Mich regte diese gewisse Endzeitstimmung zu einigen grundsätzlichen Gedanken über das Kaffeehaus an. Warum fühle ich mich dort so wohl und wie zu Hause? Besser gesagt, zu Hause fühle ich mich eigentlich weniger zu Hause als im Café...

Kaffeehaus

Es kommt wohl daher, dass ich das schon als kleines Mädchen kennengelernt habe, diese warme, wohligduftende Atmosphäre. Meine Großmutter und mein Großvater nahmen mich mit an solche Orte, wenn es in die Stadt ging. So ein Cafébesuch war immer der Höhepunkt eines Stadtbesuches.

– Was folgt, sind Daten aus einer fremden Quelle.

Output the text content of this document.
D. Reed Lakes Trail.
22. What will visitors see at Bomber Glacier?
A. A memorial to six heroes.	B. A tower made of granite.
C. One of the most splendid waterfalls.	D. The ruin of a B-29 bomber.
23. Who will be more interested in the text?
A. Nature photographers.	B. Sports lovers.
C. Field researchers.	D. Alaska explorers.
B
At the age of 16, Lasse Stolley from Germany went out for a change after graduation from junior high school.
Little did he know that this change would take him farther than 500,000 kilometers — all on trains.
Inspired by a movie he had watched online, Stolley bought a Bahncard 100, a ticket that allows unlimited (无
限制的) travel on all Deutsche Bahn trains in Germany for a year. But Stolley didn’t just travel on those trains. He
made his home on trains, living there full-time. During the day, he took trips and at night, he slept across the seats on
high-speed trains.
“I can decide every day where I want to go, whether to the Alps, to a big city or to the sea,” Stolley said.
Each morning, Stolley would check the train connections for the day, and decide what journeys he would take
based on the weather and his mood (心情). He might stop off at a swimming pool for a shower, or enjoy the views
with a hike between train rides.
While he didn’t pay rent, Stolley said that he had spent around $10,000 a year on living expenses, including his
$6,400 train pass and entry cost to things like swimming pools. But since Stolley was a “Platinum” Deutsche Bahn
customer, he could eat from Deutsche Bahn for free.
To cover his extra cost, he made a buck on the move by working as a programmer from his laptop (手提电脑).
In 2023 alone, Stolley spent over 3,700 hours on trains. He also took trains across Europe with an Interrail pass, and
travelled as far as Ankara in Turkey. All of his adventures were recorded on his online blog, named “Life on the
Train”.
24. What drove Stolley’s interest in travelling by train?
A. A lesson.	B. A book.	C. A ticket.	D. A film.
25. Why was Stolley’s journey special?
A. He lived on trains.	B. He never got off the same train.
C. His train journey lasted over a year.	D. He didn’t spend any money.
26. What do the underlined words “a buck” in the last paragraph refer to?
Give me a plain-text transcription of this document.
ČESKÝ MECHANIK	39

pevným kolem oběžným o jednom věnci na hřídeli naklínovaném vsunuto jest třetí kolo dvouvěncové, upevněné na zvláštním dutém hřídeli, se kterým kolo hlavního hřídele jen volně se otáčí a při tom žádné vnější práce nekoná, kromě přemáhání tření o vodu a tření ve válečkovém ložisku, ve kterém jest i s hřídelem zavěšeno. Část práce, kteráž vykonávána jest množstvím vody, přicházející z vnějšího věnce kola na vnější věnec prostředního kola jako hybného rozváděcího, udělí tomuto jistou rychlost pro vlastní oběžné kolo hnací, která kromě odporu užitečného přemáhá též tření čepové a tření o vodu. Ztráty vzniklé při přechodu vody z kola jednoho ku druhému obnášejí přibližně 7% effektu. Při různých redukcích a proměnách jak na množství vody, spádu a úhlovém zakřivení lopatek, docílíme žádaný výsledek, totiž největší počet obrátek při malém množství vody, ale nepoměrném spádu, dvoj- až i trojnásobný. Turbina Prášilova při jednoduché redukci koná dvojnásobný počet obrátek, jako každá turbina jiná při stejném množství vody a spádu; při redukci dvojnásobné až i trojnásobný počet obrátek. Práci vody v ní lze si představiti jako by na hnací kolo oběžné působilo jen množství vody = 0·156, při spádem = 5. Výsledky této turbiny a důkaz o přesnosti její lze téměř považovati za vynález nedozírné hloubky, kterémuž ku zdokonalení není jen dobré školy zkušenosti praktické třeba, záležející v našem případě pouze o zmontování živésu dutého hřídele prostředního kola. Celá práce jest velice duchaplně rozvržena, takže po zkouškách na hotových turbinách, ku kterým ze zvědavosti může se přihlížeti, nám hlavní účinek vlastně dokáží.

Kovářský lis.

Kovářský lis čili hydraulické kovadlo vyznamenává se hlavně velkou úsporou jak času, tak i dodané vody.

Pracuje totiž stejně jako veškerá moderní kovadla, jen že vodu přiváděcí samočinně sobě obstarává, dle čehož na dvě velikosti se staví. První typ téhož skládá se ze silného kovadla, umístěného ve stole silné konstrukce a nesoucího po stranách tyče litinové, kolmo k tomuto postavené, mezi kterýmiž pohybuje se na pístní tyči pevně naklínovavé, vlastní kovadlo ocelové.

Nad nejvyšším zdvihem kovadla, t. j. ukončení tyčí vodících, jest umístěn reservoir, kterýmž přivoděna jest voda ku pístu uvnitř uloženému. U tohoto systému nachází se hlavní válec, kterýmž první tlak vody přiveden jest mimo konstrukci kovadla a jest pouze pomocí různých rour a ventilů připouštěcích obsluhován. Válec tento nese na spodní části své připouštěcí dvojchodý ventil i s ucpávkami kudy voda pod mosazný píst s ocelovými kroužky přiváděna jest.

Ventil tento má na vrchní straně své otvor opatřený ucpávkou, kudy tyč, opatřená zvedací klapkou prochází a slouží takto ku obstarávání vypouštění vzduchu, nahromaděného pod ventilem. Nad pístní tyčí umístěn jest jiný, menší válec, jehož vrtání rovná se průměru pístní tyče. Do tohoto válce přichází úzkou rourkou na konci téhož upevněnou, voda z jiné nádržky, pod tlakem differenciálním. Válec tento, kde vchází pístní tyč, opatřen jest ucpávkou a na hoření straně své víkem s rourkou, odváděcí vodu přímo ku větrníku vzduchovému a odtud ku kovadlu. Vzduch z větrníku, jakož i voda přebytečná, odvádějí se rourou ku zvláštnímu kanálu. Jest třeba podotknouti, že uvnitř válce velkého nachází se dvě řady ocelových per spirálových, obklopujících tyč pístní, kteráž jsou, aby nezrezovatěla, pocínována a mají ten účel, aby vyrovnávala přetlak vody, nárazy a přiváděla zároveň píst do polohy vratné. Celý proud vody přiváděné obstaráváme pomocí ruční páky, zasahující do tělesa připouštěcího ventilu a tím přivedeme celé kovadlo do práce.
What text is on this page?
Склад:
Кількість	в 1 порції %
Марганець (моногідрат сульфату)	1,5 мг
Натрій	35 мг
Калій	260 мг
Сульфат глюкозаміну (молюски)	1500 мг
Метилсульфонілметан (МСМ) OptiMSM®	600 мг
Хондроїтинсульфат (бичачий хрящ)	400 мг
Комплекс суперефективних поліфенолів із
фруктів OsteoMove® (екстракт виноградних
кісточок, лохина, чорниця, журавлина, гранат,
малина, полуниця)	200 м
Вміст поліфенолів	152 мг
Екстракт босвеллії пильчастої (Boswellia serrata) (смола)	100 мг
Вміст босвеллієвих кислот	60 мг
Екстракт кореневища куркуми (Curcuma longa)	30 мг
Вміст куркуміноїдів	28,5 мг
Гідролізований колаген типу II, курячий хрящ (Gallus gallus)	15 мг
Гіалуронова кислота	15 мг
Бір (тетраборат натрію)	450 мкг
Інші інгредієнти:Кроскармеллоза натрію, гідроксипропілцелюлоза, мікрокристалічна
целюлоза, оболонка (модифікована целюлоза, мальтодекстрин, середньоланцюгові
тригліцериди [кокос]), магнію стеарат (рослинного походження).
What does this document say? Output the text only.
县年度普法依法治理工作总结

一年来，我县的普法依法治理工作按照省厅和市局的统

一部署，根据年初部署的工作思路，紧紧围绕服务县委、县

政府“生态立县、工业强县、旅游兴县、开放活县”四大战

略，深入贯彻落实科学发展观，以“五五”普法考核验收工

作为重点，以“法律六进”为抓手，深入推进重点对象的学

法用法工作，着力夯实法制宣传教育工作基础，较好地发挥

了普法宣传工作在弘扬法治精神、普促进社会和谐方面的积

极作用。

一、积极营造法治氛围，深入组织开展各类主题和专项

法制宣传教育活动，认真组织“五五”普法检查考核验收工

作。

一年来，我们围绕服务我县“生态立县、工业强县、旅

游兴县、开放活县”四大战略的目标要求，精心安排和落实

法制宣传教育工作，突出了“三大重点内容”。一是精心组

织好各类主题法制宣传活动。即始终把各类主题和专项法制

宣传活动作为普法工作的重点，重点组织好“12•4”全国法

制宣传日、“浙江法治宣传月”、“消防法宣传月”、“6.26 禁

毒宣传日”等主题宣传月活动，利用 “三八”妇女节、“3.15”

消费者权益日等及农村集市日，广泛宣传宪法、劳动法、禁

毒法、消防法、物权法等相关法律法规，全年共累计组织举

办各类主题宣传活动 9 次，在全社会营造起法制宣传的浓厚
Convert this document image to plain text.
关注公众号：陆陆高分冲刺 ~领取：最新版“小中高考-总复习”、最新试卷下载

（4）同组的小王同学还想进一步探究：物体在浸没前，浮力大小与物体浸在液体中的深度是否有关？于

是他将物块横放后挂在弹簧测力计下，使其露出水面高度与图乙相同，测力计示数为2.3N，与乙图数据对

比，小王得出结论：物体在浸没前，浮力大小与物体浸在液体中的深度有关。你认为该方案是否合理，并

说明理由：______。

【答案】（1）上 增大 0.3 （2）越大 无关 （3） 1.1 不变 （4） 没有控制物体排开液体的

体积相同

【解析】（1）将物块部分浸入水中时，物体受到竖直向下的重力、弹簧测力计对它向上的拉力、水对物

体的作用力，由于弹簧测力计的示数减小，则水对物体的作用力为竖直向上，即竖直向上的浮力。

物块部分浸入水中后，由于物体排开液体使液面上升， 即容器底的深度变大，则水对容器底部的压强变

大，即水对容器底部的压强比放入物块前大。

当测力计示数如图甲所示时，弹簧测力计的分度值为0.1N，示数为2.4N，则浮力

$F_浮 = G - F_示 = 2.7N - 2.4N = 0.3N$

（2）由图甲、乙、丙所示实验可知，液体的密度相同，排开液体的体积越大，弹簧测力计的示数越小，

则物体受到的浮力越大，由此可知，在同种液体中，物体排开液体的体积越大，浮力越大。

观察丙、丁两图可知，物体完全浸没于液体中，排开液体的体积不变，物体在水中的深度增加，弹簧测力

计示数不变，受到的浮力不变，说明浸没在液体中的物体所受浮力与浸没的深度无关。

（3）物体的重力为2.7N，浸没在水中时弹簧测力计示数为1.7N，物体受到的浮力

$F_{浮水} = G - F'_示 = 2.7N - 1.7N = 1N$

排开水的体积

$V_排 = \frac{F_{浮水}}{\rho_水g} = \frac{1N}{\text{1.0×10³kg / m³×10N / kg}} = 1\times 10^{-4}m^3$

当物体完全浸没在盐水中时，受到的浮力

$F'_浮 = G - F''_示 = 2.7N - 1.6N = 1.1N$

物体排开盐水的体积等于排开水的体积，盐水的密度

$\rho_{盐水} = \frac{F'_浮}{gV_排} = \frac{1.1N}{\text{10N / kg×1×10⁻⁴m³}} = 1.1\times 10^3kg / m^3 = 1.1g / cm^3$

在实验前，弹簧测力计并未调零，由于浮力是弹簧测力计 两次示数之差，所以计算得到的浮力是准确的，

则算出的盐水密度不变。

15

Mein Lieblingscafé war in den frühen siebzigern das von uns Kindern so genannte Äffchencafé. Eigentlich hieß es Café Wipra oder Café der Tierfreunde und befand sich in der Neuen Kräme. Dort gab es tatsächlich kleine Äffchen und bunte Fische. Dorthin und auch ins Café Laumer ging ich mit meiner Großmutter mütterlicherseits. Sie wohnte in Sindlingen bei Frankfurt und ich wurde in Offenbach in die Straßenbahn gesetzt und fuhr bis zum Willy-Brandt-Platz, der damals noch Theaterplatz hieß, wo meine Großmutter wartete. Oft bekam ich bei solchen Ausflügen ein schönes Kleid oder ein Paar neue Stiefel - einmal rote mit weißem Fell, wie kleine Husarenstiefel - und danach ging es eben ins Café. Dort bestellte ich im Winter Schokoladentorte und im Sommer Aprikoseneis.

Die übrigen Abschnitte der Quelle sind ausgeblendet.